Multimedia Sculpture Video Installation

HVCCA: Hudson Valley Center for Contemporary Art

ROOTLESS ALGAS  |  Peekskill, NY  2008

Courtesy of the artist and Hudson Valley Center for Contemporary Art, photo by Grimanesa Amorós Studio

Media: Abaca cast paper and multimedia
Dimensions: 30ft x 16.5 ft
Music: Hilmar Örn Hilmarson

ARTIST STATEMENT (English / Espanol)

In this work I am exploring my experience on Flatey, an island in Breidafjördur Bay off the coast of Iceland. I had intended to observe and make sketches of the area’s abundant birds, such as Arctic Terns, Red-throated Divers and Black Guillemots, but I learned upon my arrival that two days earlier the birds had migrated to a warmer climate. When my husband, my daughter Shammiel and I arrived, we greatly increased the population of the remote island. Under these circumstances, I found that I was able only to make direct observations with what there was around me. A key part of this trip for all of us was trying to overcome our feelings of isolation and foreignness by exploring the island’s natural habitat.

The rocks on the shores of Flatey were covered with thick and textured accumulations of a type of algae that I had never seen before. The colors and the immensity of these piles were overwhelming. They were aesthetically beautiful, yet I couldn’t explore the shores nor go swimming without stepping in and around the vegetation. This limitation enhanced my internal sensation of being confined; yet, like the algae, I cannot be connected to any one place. Algae have holdfasts that serve as temporary anchors but are not necessary for attaining nutrients. It is common for algae to hold on to each other like refugees, to facilitate ocean travel. My fascination with the algae increased as I also identified with their lack of roots.
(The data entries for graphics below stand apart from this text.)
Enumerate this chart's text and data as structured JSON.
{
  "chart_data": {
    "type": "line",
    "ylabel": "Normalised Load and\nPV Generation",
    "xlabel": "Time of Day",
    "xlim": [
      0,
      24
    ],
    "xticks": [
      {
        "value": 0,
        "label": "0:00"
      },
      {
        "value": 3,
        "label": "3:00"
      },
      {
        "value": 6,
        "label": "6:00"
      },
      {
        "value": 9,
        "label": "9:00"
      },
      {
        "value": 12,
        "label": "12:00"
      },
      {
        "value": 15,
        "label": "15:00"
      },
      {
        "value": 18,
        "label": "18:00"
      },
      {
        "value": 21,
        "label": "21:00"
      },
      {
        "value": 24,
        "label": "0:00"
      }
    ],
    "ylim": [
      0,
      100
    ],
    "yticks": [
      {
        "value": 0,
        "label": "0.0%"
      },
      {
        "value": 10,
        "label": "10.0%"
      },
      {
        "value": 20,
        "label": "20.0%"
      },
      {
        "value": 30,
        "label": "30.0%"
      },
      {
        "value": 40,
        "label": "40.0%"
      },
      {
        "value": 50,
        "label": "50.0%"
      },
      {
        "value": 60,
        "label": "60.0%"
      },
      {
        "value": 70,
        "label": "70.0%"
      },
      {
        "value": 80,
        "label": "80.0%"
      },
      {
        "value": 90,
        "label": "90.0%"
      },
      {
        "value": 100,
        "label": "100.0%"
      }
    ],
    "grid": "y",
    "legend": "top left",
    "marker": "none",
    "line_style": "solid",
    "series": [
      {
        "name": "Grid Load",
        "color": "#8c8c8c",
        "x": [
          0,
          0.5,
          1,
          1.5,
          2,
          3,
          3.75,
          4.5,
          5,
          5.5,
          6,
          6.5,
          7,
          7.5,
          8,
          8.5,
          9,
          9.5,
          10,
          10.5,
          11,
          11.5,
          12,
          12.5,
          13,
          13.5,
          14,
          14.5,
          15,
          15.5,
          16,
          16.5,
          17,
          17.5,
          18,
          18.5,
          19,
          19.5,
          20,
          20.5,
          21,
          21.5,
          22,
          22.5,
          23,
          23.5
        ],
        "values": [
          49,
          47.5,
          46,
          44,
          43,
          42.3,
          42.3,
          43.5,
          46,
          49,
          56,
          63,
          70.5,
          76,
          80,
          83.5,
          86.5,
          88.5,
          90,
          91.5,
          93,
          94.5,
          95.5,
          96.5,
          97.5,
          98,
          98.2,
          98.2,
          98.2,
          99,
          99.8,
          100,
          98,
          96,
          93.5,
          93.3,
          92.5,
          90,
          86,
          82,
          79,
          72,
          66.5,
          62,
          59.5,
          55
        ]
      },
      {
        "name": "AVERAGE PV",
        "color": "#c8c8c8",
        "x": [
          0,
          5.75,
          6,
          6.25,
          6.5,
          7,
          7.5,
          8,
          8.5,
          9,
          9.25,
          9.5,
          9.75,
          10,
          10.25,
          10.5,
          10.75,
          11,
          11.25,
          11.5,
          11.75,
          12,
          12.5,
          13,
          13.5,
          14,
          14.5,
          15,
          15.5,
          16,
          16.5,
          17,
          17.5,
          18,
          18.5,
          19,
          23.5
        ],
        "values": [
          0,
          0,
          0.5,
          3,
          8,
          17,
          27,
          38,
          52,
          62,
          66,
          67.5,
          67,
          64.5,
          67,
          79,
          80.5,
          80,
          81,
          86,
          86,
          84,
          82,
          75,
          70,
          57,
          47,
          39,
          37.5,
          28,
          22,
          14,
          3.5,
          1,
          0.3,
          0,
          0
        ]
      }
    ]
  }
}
For this installation, Rootless Algas, large multi-colored algae have been made by casting translucent abaca sheets into molds that are then hung from ceiling to floor. The work intends to express certain feelings of isolation and attempts to convey characteristics of the actual experience rather than explorations or descriptions. I have removed the plants from their original context and reinvented them to highlight the dynamic between nature and human beings. The configurations of the area require people to experience their surroundings from multiple viewpoints. That spatial virtuality is augmented with a video projection and soundtrack by Icelandic composer Hilmar Örn Hilmarsson. In addition, viewers will have to find and create their own space and in doing so they will recreate on a small scale the limitless scope of the natural world.